山陽新聞デジタル 8月5日(金)23時30分配信

 5月のオバマ米大統領訪問をきっかけに、改めて核兵器廃絶への機運が高まる広島。6日の「原爆の日」を前に、オバマ氏と抱き合った被爆者の森重昭さん(79)=広島市西区=に被爆死した米兵捕虜についての調査や被爆71年への思いを聞いた。

 ―1945年8月6日午前8時15分の記憶は。

 「当時8歳。国民学校へ向かう途中、爆風で橋の上から川へ吹き飛ばされた。僕はけが一つなかったが、並んで歩いていた2人は大やけどをして後日亡くなったという。倒壊した家屋に挟まれた、いとこの母親は断末魔の声を上げながら焼け死んだ。きのこ雲の中は真っ黒の真っ黒。両手を顔の前に近づけても何も見えなかった」

 ―なぜ、米兵捕虜の調査を。

 「日本人同様、犠牲になった米兵を追悼したい純粋な思いから。38歳の時、原爆投下の数日前に米爆撃機が家の近くに落ちてきたという話を聞いたのが調査の始まり。爆心地から近い相生橋で死んでいた米兵の存在は広島では有名な話だった」

 ―会社勤めの傍ら、12人の身元を突き止めた。

 「日本各地や全米50州を回り、米国の新聞、雑誌を全て手に入れ調べに調べた。遺族を見つけ『名前や遺影を国立広島原爆死没者追悼平和祈念館に登録してさしあげたい』とたどたどしい英文の手紙を送り、了承を得た」

 ―被爆死した捕虜の多くが乗っていた爆撃機の機長で、東京に連行され生き残った故カートライト氏と親交を深めた。

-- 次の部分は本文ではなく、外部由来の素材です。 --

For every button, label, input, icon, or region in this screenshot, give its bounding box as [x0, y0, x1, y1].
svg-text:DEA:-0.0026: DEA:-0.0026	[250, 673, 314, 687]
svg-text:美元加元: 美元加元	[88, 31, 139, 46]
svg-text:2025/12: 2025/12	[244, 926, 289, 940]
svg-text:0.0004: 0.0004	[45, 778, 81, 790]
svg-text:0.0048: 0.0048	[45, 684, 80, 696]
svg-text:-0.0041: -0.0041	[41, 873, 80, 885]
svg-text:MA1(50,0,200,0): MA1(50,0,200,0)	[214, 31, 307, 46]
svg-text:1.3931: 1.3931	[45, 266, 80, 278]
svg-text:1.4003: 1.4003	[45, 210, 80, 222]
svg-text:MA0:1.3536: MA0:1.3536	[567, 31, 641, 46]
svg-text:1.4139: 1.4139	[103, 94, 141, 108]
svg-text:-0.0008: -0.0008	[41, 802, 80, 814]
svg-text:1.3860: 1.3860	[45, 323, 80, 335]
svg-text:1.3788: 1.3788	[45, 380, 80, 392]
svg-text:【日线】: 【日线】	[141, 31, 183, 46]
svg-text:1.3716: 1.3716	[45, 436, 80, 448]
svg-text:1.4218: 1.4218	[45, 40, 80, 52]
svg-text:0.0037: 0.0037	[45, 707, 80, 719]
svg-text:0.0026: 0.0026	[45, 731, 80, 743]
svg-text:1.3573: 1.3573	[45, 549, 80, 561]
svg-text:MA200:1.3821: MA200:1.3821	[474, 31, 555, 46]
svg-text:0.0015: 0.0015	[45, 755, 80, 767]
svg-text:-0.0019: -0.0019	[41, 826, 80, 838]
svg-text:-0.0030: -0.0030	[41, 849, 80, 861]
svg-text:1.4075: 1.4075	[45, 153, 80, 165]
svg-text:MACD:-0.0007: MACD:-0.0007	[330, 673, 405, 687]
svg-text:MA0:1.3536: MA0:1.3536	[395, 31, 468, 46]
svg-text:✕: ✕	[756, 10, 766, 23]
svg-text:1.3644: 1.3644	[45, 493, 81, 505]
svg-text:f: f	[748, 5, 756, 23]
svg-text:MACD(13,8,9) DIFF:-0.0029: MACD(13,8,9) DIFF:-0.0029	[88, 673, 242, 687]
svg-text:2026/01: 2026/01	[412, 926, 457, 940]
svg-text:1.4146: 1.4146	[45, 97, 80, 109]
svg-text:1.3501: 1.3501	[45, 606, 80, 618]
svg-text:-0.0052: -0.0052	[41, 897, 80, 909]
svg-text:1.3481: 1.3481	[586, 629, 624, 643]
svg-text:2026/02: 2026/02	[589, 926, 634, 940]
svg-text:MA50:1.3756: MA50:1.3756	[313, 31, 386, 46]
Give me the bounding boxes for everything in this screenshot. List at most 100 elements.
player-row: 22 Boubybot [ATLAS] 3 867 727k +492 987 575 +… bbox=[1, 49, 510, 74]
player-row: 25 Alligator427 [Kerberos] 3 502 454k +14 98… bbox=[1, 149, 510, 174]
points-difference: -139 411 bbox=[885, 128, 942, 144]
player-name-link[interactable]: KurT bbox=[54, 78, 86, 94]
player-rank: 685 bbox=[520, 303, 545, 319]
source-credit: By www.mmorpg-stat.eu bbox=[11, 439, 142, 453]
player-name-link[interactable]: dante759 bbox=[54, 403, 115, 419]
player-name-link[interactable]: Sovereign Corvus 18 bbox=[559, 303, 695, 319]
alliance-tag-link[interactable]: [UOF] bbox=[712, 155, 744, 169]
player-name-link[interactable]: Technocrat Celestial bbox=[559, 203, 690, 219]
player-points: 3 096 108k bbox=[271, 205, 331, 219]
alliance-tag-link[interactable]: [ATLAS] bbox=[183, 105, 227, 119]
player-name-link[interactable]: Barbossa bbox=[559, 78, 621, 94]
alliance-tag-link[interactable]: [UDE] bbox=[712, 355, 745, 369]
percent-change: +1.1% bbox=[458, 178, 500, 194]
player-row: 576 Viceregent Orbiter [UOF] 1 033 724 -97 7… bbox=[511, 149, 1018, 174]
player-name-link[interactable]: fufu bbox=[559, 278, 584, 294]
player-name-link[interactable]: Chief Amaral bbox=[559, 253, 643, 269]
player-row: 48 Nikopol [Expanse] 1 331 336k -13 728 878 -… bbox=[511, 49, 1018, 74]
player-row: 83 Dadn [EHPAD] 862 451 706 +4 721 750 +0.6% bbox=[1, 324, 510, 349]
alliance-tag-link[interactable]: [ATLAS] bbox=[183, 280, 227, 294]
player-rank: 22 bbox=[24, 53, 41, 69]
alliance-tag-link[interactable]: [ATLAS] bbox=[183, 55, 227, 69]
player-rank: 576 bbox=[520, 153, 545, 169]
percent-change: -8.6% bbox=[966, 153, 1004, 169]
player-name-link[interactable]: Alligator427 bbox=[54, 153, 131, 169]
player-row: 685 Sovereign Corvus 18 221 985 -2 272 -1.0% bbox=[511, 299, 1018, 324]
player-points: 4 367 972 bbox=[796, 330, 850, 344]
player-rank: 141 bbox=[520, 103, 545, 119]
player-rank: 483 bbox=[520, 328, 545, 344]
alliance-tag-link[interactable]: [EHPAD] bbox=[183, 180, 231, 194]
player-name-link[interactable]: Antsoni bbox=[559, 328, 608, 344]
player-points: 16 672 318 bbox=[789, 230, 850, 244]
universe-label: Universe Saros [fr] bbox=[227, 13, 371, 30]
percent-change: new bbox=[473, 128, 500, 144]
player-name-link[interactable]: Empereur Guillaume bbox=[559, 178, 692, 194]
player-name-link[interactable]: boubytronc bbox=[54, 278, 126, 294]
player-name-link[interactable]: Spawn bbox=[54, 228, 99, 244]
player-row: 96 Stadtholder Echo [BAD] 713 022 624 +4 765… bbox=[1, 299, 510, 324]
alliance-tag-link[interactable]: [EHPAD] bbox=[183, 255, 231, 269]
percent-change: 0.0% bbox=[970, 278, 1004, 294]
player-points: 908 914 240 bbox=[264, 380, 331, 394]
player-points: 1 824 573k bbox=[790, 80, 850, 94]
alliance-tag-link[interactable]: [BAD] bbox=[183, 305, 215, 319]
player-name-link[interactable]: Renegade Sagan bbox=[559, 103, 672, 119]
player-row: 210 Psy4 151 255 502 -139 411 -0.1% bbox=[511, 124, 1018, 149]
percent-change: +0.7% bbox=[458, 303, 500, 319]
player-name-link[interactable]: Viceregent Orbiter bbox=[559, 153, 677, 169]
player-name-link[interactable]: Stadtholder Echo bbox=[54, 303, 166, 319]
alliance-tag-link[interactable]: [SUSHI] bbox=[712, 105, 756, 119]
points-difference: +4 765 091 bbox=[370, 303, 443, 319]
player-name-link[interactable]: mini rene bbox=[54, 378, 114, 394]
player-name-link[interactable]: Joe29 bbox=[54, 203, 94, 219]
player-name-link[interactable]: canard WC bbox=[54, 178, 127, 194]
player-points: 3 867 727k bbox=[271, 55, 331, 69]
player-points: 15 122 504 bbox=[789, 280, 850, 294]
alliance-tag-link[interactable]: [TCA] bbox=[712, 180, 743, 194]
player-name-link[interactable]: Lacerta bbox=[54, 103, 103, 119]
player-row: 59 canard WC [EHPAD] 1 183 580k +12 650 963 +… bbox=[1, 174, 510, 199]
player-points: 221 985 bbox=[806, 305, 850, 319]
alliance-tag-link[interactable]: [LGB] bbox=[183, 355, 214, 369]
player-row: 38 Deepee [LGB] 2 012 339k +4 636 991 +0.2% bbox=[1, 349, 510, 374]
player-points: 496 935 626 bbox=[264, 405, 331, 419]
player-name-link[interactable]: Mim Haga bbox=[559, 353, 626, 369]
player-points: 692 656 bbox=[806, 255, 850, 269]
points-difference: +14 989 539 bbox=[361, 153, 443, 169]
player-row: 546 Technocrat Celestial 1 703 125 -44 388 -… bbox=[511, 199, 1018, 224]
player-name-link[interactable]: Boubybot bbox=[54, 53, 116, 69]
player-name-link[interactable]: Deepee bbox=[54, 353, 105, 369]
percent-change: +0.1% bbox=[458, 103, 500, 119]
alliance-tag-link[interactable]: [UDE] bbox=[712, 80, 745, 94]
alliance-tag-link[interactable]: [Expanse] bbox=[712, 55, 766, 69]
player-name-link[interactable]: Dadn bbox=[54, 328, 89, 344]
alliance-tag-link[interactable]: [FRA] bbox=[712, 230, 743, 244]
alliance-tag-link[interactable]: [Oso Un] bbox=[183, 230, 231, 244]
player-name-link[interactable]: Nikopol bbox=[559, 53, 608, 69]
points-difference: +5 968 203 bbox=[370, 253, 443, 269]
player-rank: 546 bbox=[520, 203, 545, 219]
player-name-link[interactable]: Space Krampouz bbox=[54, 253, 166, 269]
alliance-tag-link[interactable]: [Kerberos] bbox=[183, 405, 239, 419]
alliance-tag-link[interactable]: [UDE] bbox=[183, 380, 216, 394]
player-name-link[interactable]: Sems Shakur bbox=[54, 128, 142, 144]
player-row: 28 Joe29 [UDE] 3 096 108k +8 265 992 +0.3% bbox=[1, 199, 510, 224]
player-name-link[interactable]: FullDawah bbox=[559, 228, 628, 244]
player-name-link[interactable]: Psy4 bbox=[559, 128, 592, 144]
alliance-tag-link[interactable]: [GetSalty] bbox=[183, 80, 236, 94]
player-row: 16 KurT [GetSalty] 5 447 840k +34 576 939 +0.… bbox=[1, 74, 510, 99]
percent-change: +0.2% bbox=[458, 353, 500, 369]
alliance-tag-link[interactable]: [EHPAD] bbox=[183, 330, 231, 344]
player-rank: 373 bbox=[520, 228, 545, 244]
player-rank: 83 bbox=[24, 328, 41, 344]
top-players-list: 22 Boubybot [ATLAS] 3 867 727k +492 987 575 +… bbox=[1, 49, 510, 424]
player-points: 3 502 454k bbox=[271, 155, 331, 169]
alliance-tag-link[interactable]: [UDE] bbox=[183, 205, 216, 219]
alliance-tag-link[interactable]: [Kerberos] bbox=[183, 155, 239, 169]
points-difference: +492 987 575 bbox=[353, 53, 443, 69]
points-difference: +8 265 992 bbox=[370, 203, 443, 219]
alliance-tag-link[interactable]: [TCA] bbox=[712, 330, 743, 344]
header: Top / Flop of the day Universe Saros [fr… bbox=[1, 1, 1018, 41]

 「二十数年で手紙のやり取りは100通を超えた。よく話題にしたのは、なぜ戦争が起きたのか。けんかは一方が殴りつけたら相手も殴り返す。それは個人も国家も同じ。戦争さえなければ十数万人を殺すような原爆をつくる必要はなかった」

 ―5月27日夕、オバマ氏は約17分間に及んだ演説の中で、森さんの活動に触れた。

 「米国側から招待を受けたのは訪問の2日前。名前こそ出さなかったが、参列者の一番前で必死に英語を聞いていたのですぐに気付いた。米政府は捕虜の氏名についてノーコメントを通してきたが、僕がやってきたことは正しかった。大統領が認めてくれた、そのことがうれしかった」

 ―被爆71年の「8・6」をどう迎えるか。